Climate Common Concern; Climate Common Heritage; Legal Innovation; Static Sovereignty vs functional Earth System; Intangible Natural Heritage; Portuguese Climate Law.

Abstract

When, in the last report of the International Law Commission (ILC-UN), was stated: “The atmosphere and airspace are two different concepts, which must be distinguished(...)”, a pathway was open to autonomize the “functional” dimension of the Earth System from the “static” territorial element of sovereignty. This evolution makes it possible to answer: “What is Climate from a legal perspective?”.
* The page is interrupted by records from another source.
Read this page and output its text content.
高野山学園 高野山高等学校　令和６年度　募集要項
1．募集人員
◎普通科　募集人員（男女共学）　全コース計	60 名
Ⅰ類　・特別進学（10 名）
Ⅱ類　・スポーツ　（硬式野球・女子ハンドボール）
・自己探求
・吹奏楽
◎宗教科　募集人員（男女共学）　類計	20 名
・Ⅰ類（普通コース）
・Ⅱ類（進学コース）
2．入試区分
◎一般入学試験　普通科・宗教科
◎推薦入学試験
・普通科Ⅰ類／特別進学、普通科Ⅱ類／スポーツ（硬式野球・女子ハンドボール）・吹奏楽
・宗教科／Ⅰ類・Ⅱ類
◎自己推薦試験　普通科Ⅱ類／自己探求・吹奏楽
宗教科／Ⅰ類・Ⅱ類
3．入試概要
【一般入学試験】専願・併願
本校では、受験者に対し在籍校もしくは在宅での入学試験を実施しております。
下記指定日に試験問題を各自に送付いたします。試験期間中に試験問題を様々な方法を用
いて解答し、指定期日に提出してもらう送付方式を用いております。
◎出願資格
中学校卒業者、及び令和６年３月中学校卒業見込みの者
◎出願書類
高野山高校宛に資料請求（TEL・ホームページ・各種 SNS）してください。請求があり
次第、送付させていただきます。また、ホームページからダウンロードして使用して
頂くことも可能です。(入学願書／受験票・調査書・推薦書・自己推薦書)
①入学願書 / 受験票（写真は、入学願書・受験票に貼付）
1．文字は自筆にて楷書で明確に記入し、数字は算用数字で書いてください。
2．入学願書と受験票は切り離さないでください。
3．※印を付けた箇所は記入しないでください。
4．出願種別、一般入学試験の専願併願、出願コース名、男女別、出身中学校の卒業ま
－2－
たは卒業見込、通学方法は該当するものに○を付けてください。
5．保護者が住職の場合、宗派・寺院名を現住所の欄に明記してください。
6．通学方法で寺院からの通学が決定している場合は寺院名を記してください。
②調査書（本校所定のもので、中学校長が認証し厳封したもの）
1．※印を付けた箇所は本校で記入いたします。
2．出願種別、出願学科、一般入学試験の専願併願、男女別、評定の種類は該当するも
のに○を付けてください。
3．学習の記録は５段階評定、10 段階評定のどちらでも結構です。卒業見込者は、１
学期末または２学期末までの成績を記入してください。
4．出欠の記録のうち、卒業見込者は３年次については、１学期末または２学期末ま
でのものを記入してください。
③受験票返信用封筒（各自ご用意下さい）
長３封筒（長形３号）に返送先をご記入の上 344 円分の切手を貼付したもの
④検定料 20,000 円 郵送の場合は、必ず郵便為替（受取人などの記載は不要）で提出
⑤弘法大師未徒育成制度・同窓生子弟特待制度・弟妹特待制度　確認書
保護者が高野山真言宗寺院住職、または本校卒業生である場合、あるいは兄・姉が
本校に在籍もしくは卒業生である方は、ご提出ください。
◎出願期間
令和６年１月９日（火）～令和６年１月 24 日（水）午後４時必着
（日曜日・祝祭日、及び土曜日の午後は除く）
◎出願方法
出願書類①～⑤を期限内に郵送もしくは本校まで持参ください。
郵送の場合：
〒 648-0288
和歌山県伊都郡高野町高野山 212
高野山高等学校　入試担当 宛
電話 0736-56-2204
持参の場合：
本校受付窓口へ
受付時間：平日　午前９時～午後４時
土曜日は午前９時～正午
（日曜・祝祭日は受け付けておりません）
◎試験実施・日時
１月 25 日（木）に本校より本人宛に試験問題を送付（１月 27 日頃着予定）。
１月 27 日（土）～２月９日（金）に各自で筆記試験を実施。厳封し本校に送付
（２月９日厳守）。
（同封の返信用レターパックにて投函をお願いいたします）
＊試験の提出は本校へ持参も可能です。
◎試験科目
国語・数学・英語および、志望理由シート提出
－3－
The current inability to legally portray the functional dynamics of the planet was in the origin of the non-recognition of the good Stable Climate as a Common Heritage of Humanity, opting to address the problem - climate changes are a Common Concern of Humanity. This option limited the action strategy to avoid/mitigate/neutralize emissions, preventing internalization of benefits that ecosystems perform in the good Stable Climate, because they disappear into a global legal void. Thus, is impossible to build an economy capable to actively care/restore/regenerate the Climate. Today, there is no system that compensates making negative emissions.
Being a “problem”, the good Climate has an undefined ownership. As it belongs to no one, the tragedy of the commons on a global scale happened. Recovering implies recognizing a heritage that belongs to all, congruent rules between appropriation and provision, non-existent in Paris Agreement.